Hospitals are open 24 hours a day, seven days a week. Yet, unlike retail stores like Target that bring in extra staff members to meet demand on weekends and holidays, hospitals slow down or shutter their services, driving up health care costs (hospital beds aren’t cheap) with delayed discharge dates and potentially exposing patients to deadly infections — more likely during longer stays.

My friend’s rounding doctor confirmed what she said. “Nuclear medicine doesn’t work on weekends,” he said, grumpy and probably jealous. He had drawn the holiday weekend short straw. Meanwhile, her nurse was clearly overwhelmed from taking care of more patients due to fewer staff on the weekend.

Sorry, Blue Cross. Thanks to an entire specialty of medicine declaring itself off the clock for two or three days a week, you get to pay for additional nursing, a hospital bed, lab tests, daily doctor visits, food, chronic medications, janitorial, and who knows what else while such patients remain too much of a risk to go home but still lacking the clarity of a treatable diagnosis.

Can you imagine a pallet of basketballs arriving at Target and sitting out on the sales floor all weekend because there were not enough employees to put them away? Me neither.

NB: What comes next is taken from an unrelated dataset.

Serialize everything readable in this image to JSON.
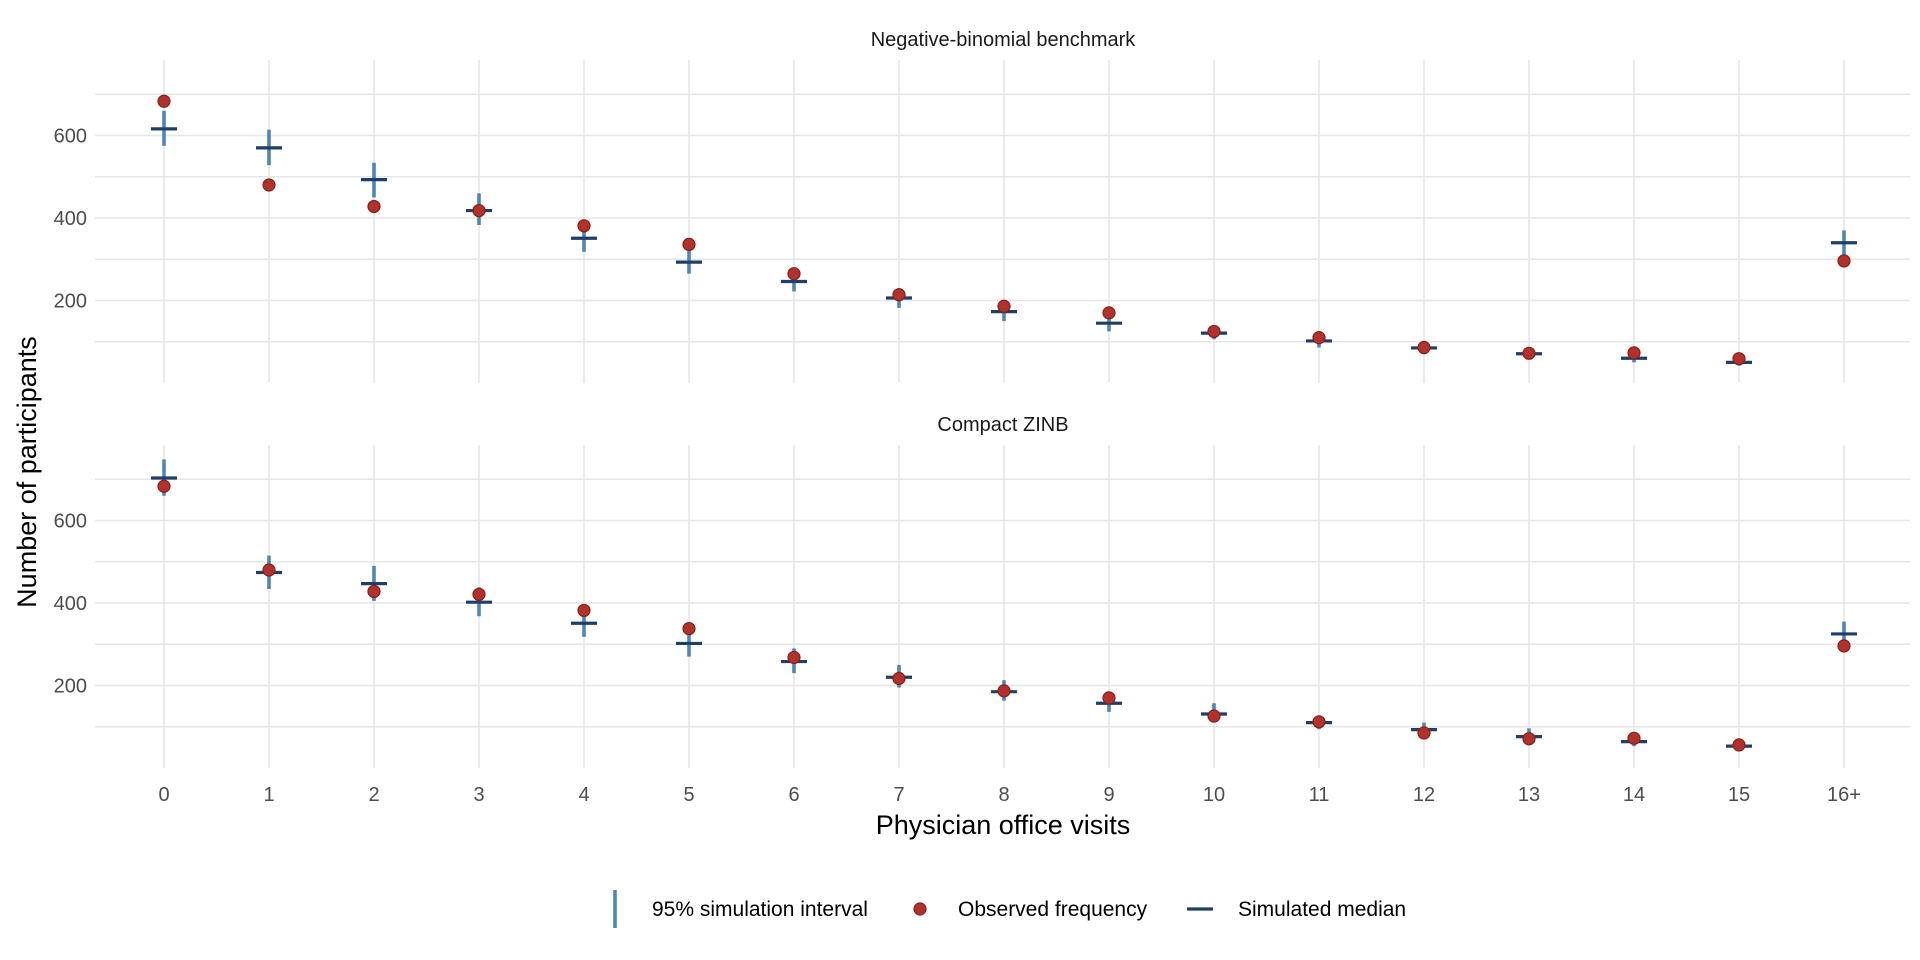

I encountered this problem routinely while working at hospitals. “The social worker is off on Fridays, so we have to wait until Monday for a nursing home transfer.” “The pathologist isn’t here, so we have to wait for a diagnosis.” “There are only emergency MRIs on the weekend and it’s a long weekend, so … ”

The medical literature unequivocally reports that hospital care on the weekends is just plain worse. Prostate cancer patients with metastatic disease who are admitted on the weekend do worse. USC doctors found that hospital-acquired infections, length of stay, and cost go up with weekend admissions, as I had suspected. Even for planned, elective admissions, weekend entry to the hospital carries a higher risk of death. Kids with leukemia admitted on the weekend? They are more likely to end up on a ventilator to breathe.

There may be some hope. I believe that the rise of hospitalists — hospital-only doctors who are the “main” doctors coordinating care for adult patients — may help the weekend slump in care. Hospitalists often work seven days on and seven days off, so they have dedicated time in the hospital on the weekends to do things like orchestrate timely discharges for their patients (a skill that takes persuasion, phone calls, and MacGyvering). In the past, outpatient doctors also saw their patients on the weekends in the hospital, but were often tugged away by the demands of kids, spouses, chores and the like. They were known to “speed-round” on their patients — dash off a few notes, and run home, avoiding the tedium of discharging the patient.

Still, hospitalists are often hamstrung by the lack of services on the weekends as well. There is no need to have an in-house pathologist, an MRI tech and an educator for newly diagnosed diabetes every moment of every day, but better availability of such staff would equalize the quality of care for patients admitted on weekdays versus weekends. Hospitals can invest in paying support staff a fee to be on call for weekends and holidays, and pay bonuses for each patient seen when they come in to work. (This is already done for some kinds of staff, but I am suggesting a wide expansion of weekend availability — for extra nurses to be called in quickly when new patients are admitted, for example.) Hospitals can also create policies for certain tests and studies. For example, for test X, no patient should wait more than 48 hours, and then build that into contracts with doctors like interventional radiologists.

Insurance companies could potentially help (and help themselves in the process) by paying a small bonus to non-hospital physicians, who bill insurers directly, for weekend or holiday work. That way, when a nuclear medicine doctor is needed, she is incentivized to come in for scan that could get a patient diagnosed and home sooner, instead of thinking “Why would I come in on a weekend when I’ll get paid the same to do it on Monday?”

Patients admitted on the weekend deserve the same level and speed of care as patients admitted during the week. Lives literally depend on it. In this on-demand economy, hospitals need to stop holding bankers’ hours and start acting more like consumer-driven businesses.